Die Aussparungen im Montageblock können durch den
Einsatz von topfartigen Hülsen oder dergleichen
hergestellt werden, so dass die Aussparungen frei von
Blähglasgranulat bleiben.
Die Erfindung ist nachstehend anhand eines
schematisierten Ausführungsbeispieles beschrieben.
In der Zeichnung ist ein quaderförmiger Montageblock 1
gezeigt, der für die Sanitärinstallation dient. In den
Montageblock sind vorzugsweise mittig zwischen dessen
Vorder- und Rückseite Leitungsabschnitte 2 eingebettet,
die zu Armaturensträngen gehören, die parallel
zueinander im Montageblock angeordnet sind. Jeder
Leitungsabschnitt 2 ragt oberseitig und unterseitig
stirnseitig aus dem Montageblock hervor und weist
Anschlüsse auf, beispielsweise Schraubanschlüsse oder
auch Lötanschlüsse. Auch eine Verklebung der Anschlüsse
mit entsprechenden Anschlußleitungen ist möglich. Zudem
sind in die Leitungsabschnitte Armaturen 3, 4 integriert,
deren Anschlüsse durch frontseitige Aussparungen des
Montageblocks 1 zugänglich sind, so dass entsprechende
Anschlußarmaturen angeschlossen werden können. Das
Material des Montageblocks 1 umgibt alle
Leitungsabschnitte 2 sowie darin eingebettete Armaturen
mit Ausnahme der entsprechenden Ausschnitte, wobei das
Material gleichzeitig die Außenfläche des Montageblocks
bildet. Dieser ist also nicht zusätzlich mit einem
Gehäuse oder dergleichen umgeben.
Erfindungsgemäß besteht der Montageblock 1 aus
Blähglasgranulat, welches mit Bindemittel versetzt und
verpresst ist. Vorzugsweise kann in einen solchen
Montageblock 1 die Integration von zwei parallelen
Leitungssträngen 3 nebst Armaturenanschlüssen 3, 4
vorgesehen sein. Dabei ist mittig des Montageblocks 1
eine Trennfuge 5 vorgesehen, so dass der Montageblock 1
auch in zwei gleiche Teile zerlegbar ist, die jeweils
nur einen Leitungsstrang 2 mit Armaturen 3, 4 aufweisen.

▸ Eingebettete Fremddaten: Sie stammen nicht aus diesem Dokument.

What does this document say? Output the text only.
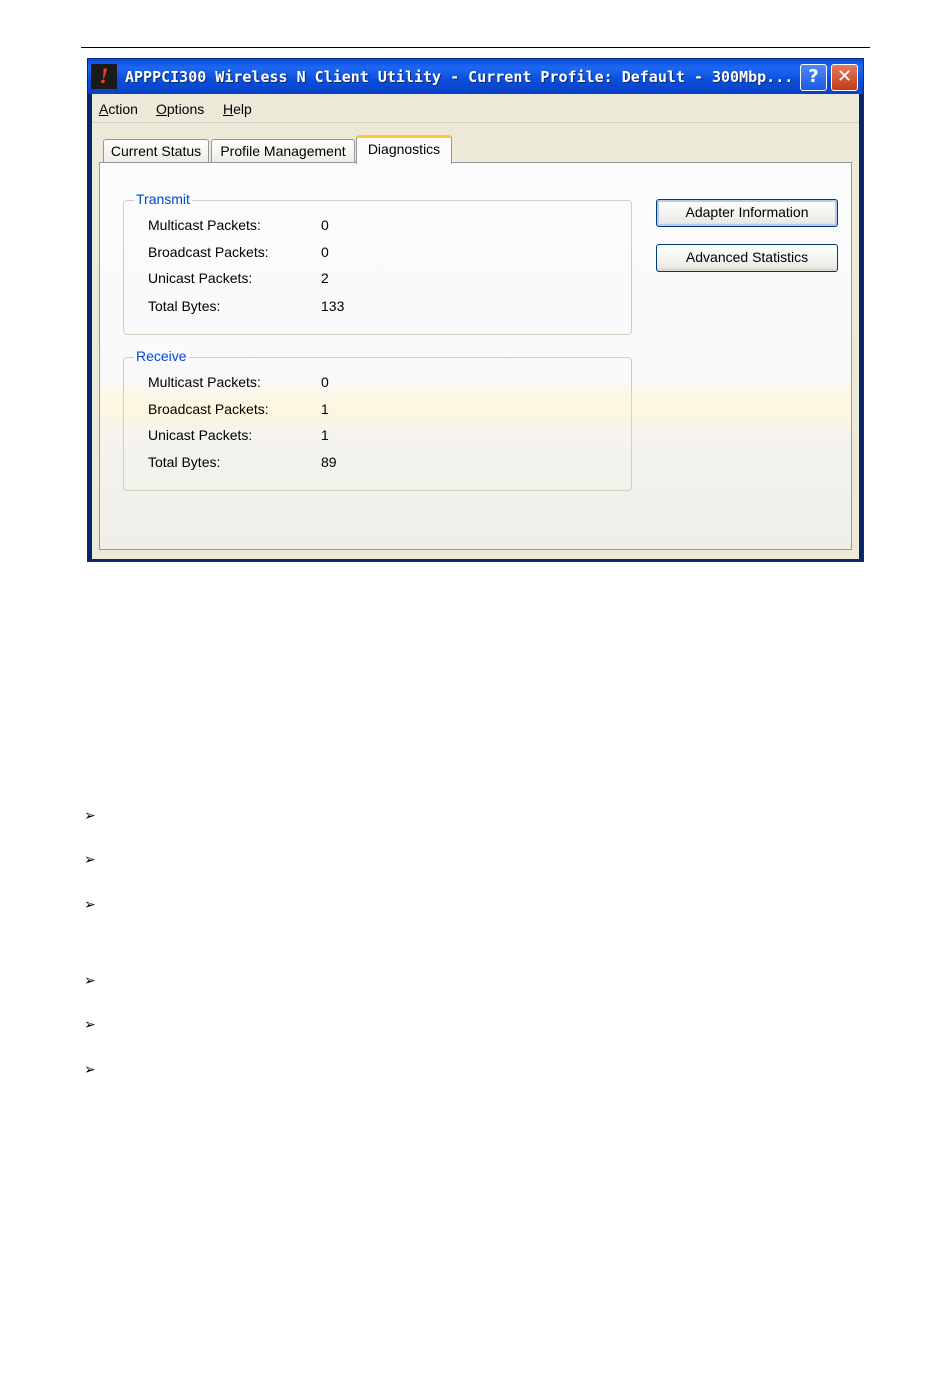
!	APPPCI300 Wireless N Client Utility - Current Profile: Default - 300Mbp... ?	✕
Action Options Help
Current Status	Profile Management	Diagnostics
Transmit
Multicast Packets:	0
Broadcast Packets:	0
Unicast Packets:	2
Total Bytes:	133
Receive
Multicast Packets:	0
Broadcast Packets:	1
Unicast Packets:	1
Total Bytes:	89
Adapter Information
Advanced Statistics
➢
➢
➢
➢
➢
➢
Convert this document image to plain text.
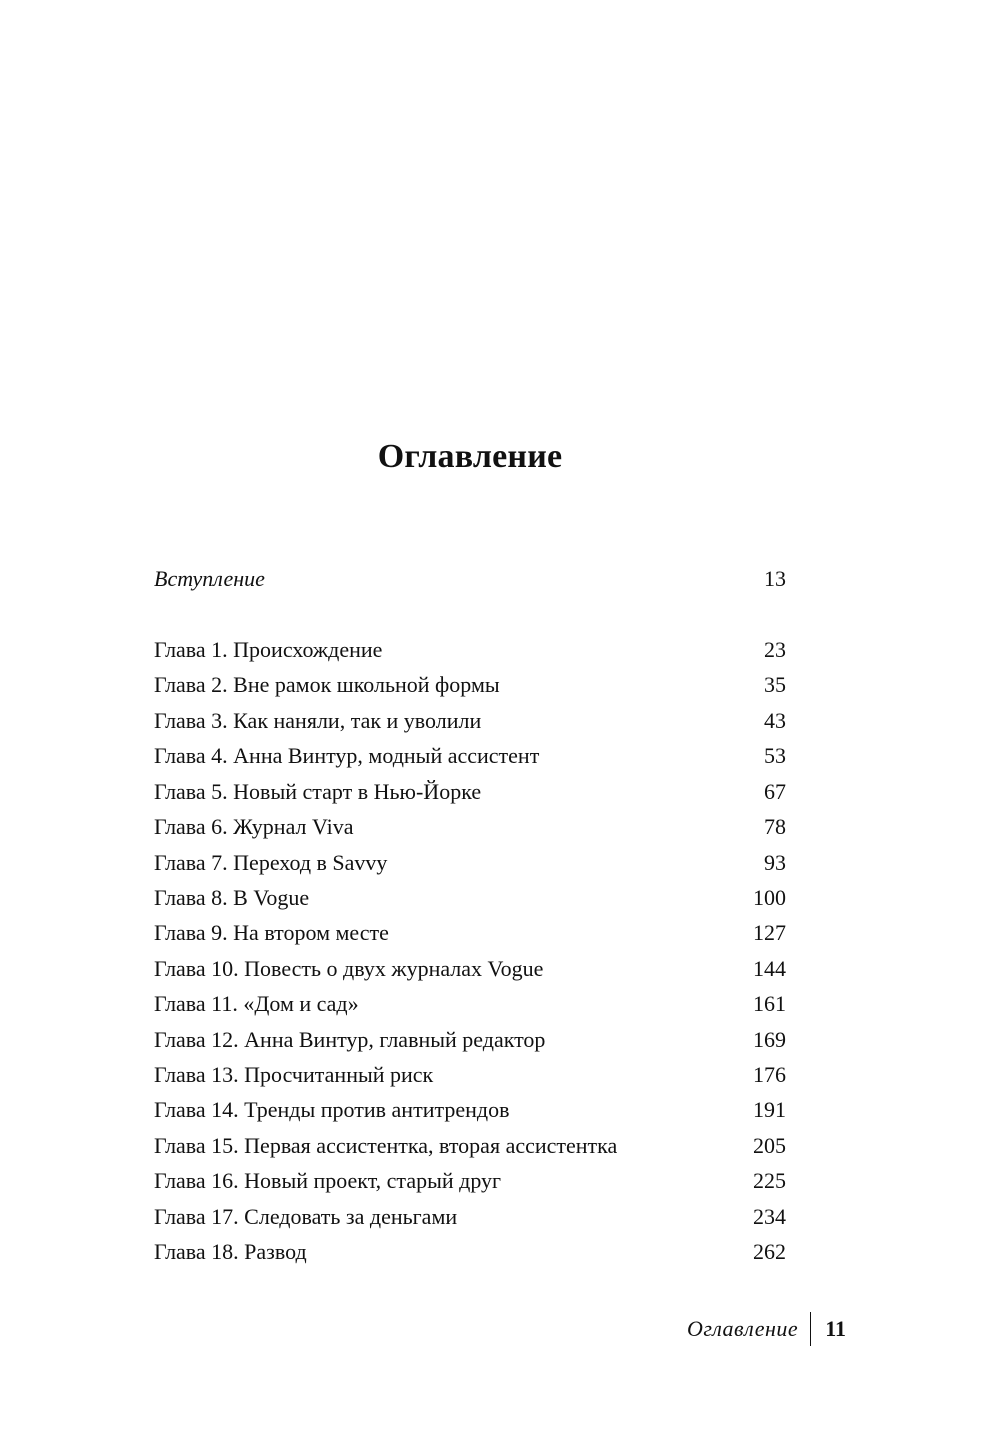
Оглавление
Вступление	13
Глава 1. Происхождение	23
Глава 2. Вне рамок школьной формы	35
Глава 3. Как наняли, так и уволили	43
Глава 4. Анна Винтур, модный ассистент	53
Глава 5. Новый старт в Нью-Йорке	67
Глава 6. Журнал Viva	78
Глава 7. Переход в Savvy	93
Глава 8. В Vogue	100
Глава 9. На втором месте	127
Глава 10. Повесть о двух журналах Vogue	144
Глава 11. «Дом и сад»	161
Глава 12. Анна Винтур, главный редактор	169
Глава 13. Просчитанный риск	176
Глава 14. Тренды против антитрендов	191
Глава 15. Первая ассистентка, вторая ассистентка	205
Глава 16. Новый проект, старый друг	225
Глава 17. Следовать за деньгами	234
Глава 18. Развод	262
Оглавление	11
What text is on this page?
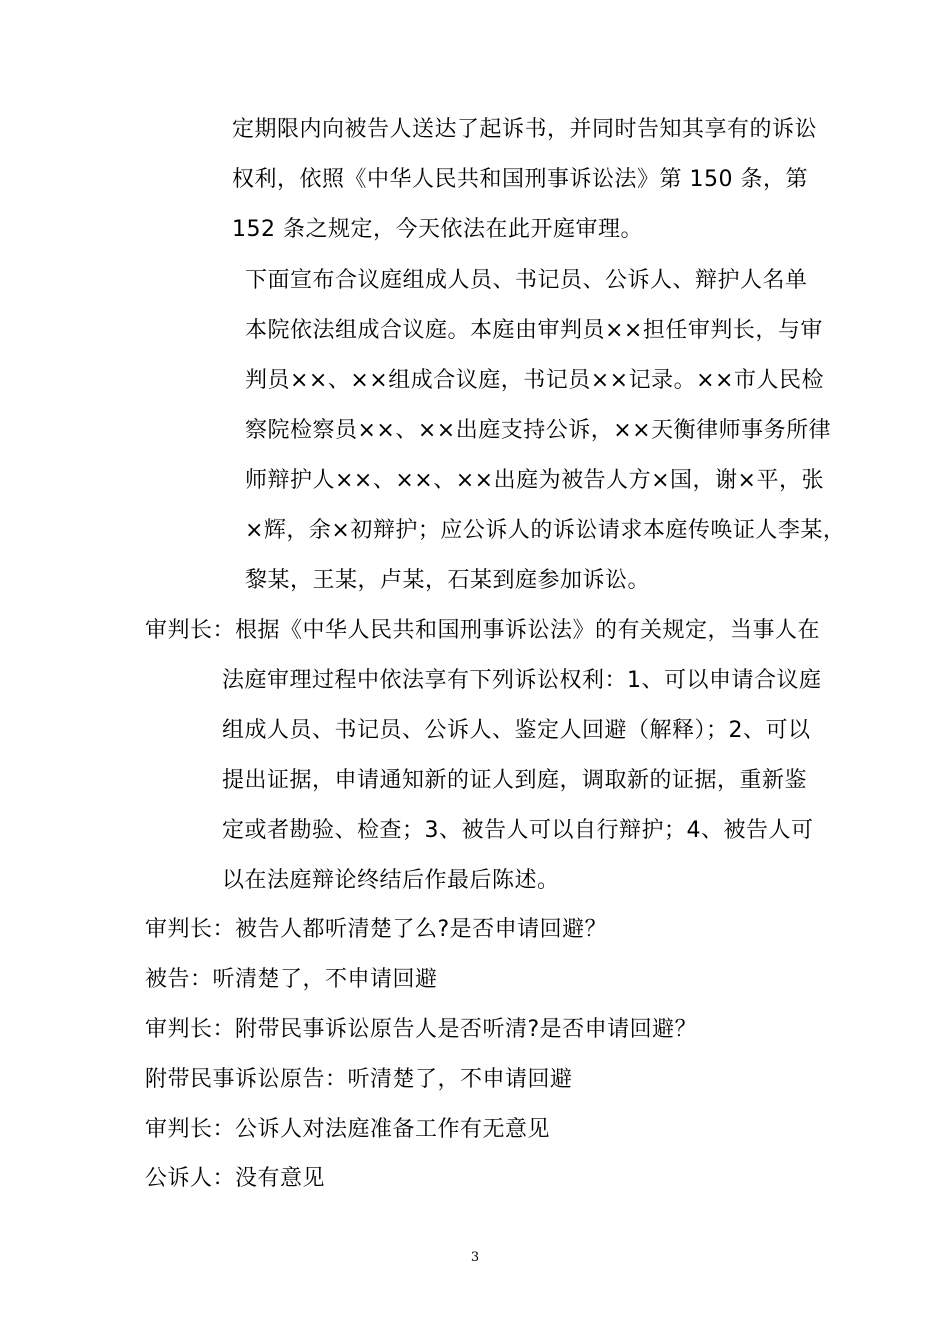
定期限内向被告人送达了起诉书，并同时告知其享有的诉讼
权利，依照《中华人民共和国刑事诉讼法》第 150 条，第
152 条之规定，今天依法在此开庭审理。
下面宣布合议庭组成人员、书记员、公诉人、辩护人名单
本院依法组成合议庭。本庭由审判员××担任审判长，与审
判员××、××组成合议庭，书记员××记录。××市人民检
察院检察员××、××出庭支持公诉，××天衡律师事务所律
师辩护人××、××、××出庭为被告人方×国，谢×平，张
×辉，余×初辩护；应公诉人的诉讼请求本庭传唤证人李某，
黎某，王某，卢某，石某到庭参加诉讼。
审判长：根据《中华人民共和国刑事诉讼法》的有关规定，当事人在
法庭审理过程中依法享有下列诉讼权利：1、可以申请合议庭
组成人员、书记员、公诉人、鉴定人回避（解释）；2、可以
提出证据，申请通知新的证人到庭，调取新的证据，重新鉴
定或者勘验、检查；3、被告人可以自行辩护；4、被告人可
以在法庭辩论终结后作最后陈述。
审判长：被告人都听清楚了么?是否申请回避？
被告：听清楚了，不申请回避
审判长：附带民事诉讼原告人是否听清?是否申请回避？
附带民事诉讼原告：听清楚了，不申请回避
审判长：公诉人对法庭准备工作有无意见
公诉人：没有意见
3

Vorzugsweise ist der Montageblock 1 aus einer Mischung
von Blähglasgranulat mit folgenden Bestandteilen
gefertigt:
Blähglasgranulat mit der Körnung 0,2 bis 0,5 mm,
Blähglasgranulat mit einer Körnung von 0,5 bis 1,0 mm.
Blähglasgranulat mit der Körnung 0,2 bis 0,5 mm,
Blähglasgranulat mit einer Körnung von 0,5 bis 1,0 mm.
Dabei sind die angegebenen Materialien mit der
unterschiedlichen Körnung zu einer homogenen Mischung
aus gleichen Teilen der angegebenen Körnung vermischt.
Das Bindemittel kann wenigstens 8 Masse-% bis zu 15 Masse-%
eingesetzt werden, wobei als Bindemittel
beliebige geeignete Stoffe in Betracht kommen.
Vorzugsweise kann Polyurethan, Epoxidharz, Latex oder
eine Mischung daraus vorgesehen sein. Das
Blähglasgranulat weist eine vorwiegend geschlossenporige
Oberfläche und im Kern Poren im Durchmesserbereich von
0,0001 bis 0,5 mm auf. Der derart ausgebildete
Montageblock 1 ist relativ leichtgewichtig und
unverrottbar. Das Material ist wieder recycelbar. Das
Material kann eine gute Bindung zu Putzmaterial
eingehen. Zudem ist das Material schwer entflammbar und
bei Einsatz von entsprechendem Binde- oder Klebmittel
sogar sehr schwer entflammbar, so dass er der
Brandklasse B2 oder sogar der Brandklasse B1 unterliegt.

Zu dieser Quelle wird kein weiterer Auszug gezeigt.